A Deep Learning model for the classification of cardiac amyloidosis among patients with Left Ventricular Hypertrophy.
Our research project - "A Deep Learning model for the early detection of cardiac amyloidosis among patients with Left Ventricular Hypertrophy", aims to develop a deep learning based algorithm for classification of various diseases that cause Left Ventricular Hypertrophy - with an emphasis on cardiac amyloidosis among those diseases.
Left Ventricular Hypertrophy is a state in which the heart muscle (myocardium) is over-thickened, and as a result it's filling capacity is reduced.
The above described state can arise from a number of diseases, one of them is cardiac amyloidosis.
Cardiac amyloidosis is an underdiagnosed, potentially reversible disease, that cause 'Restrictive Cardiomyopathy' which leads to progressive Heart Failure with life threatening arrhythmias. The disease arise from abnormal deposition of proteins in a number of tissues, including the heart.
As for today, diagnosis of cardiac amyloidosis is given after a series of tests, including imaging studies, blood tests, scintigraphy and heart biopsy. All of the above makes the journey of the patient towards diagnosis long, expensive and filled with uncertainty.
Given the underdiagnosis and significant morbidity of cardiac amyloidosis, combined with the availability of treatment with disease-modyfing agents, highlights the importance of early diagnosis and treatment.
Several studies has been conducted in order to built a prediction tool for cardiac amyloidosis. Most of them were based on clinical data alone.
We strongly believe that by applying computational learning methods, We'll be able to built a robust classification tool, that we'll allow us to predict cardiac amyloidosis as early as possible, and to start disease modifying treatment before the development of progressive heart failure.

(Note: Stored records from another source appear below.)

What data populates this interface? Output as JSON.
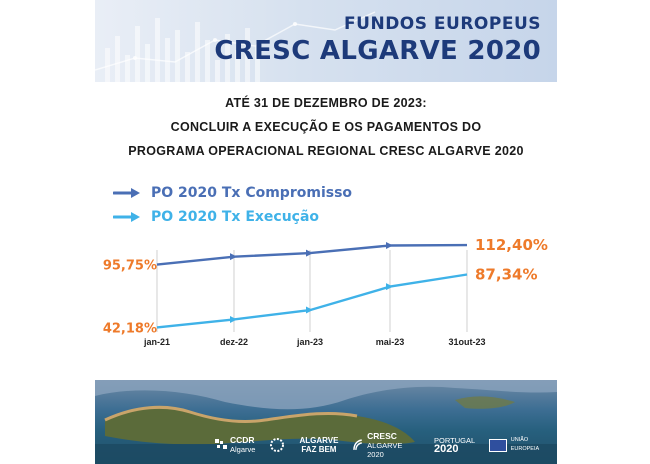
{
  "brand": {
    "line1": "FUNDOS EUROPEUS",
    "line2": "CRESC ALGARVE 2020"
  },
  "headline": [
    "ATÉ 31 DE DEZEMBRO DE 2023:",
    "CONCLUIR A EXECUÇÃO E OS PAGAMENTOS DO",
    "PROGRAMA OPERACIONAL REGIONAL CRESC ALGARVE 2020"
  ],
  "colors": {
    "series1": "#4a6fb5",
    "series2": "#3fb2e8",
    "value_label": "#ee7a2a",
    "brand_blue": "#1d3a7a"
  },
  "chart_data": {
    "type": "line",
    "title": "",
    "xlabel": "",
    "ylabel": "",
    "categories": [
      "jan-21",
      "dez-22",
      "jan-23",
      "mai-23",
      "31out-23"
    ],
    "series": [
      {
        "name": "PO 2020 Tx Compromisso",
        "values": [
          95.75,
          102.5,
          105.5,
          112.0,
          112.4
        ]
      },
      {
        "name": "PO 2020 Tx Execução",
        "values": [
          42.18,
          49.0,
          57.0,
          77.0,
          87.34
        ]
      }
    ],
    "value_labels": [
      {
        "series": 0,
        "point": 0,
        "text": "95,75%",
        "side": "left"
      },
      {
        "series": 1,
        "point": 0,
        "text": "42,18%",
        "side": "left"
      },
      {
        "series": 0,
        "point": 4,
        "text": "112,40%",
        "side": "right"
      },
      {
        "series": 1,
        "point": 4,
        "text": "87,34%",
        "side": "right"
      }
    ],
    "grid": "vertical",
    "legend_position": "top-left"
  },
  "footer": {
    "logos": [
      {
        "name": "ccdr",
        "line1": "CCDR",
        "line2": "Algarve"
      },
      {
        "name": "faz",
        "line1": "ALGARVE",
        "line2": "FAZ BEM"
      },
      {
        "name": "cresc",
        "line1": "CRESC",
        "line2": "ALGARVE 2020"
      },
      {
        "name": "portugal",
        "line1": "PORTUGAL",
        "line2": "2020"
      },
      {
        "name": "ue",
        "line1": "UNIÃO EUROPEIA"
      }
    ]
  }
}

In order to do so, we wish to conduct a retrospective study on UK Biobank patients diagnosed with Left Ventricular Hypertrophy based on echocardiographic/electrogram criteria, in order to generate a prediction model for classification of cardiac amyloidosis. Such classification model will enable us to diagnose the disease at an early state, and provide disease-modyfing medication for slowing its progression.
The requested data is a set of several clinical evaluation tools for the patient with heart disease - cardiac MRI (Magnetic Resonance Imaging), Echocardiography, Electrogram and clinical data.
Apllying image processing computational methods on the above will allow us to extract meaningful features for prediction. Combining those with clinical data, will enable us to train state of the art Artificial Intelligence models based on neural networks, that hopefully will be able to classify correctly and thus predict, cardiac amyloidosis in patients with Left Ventricular Hypertrophy.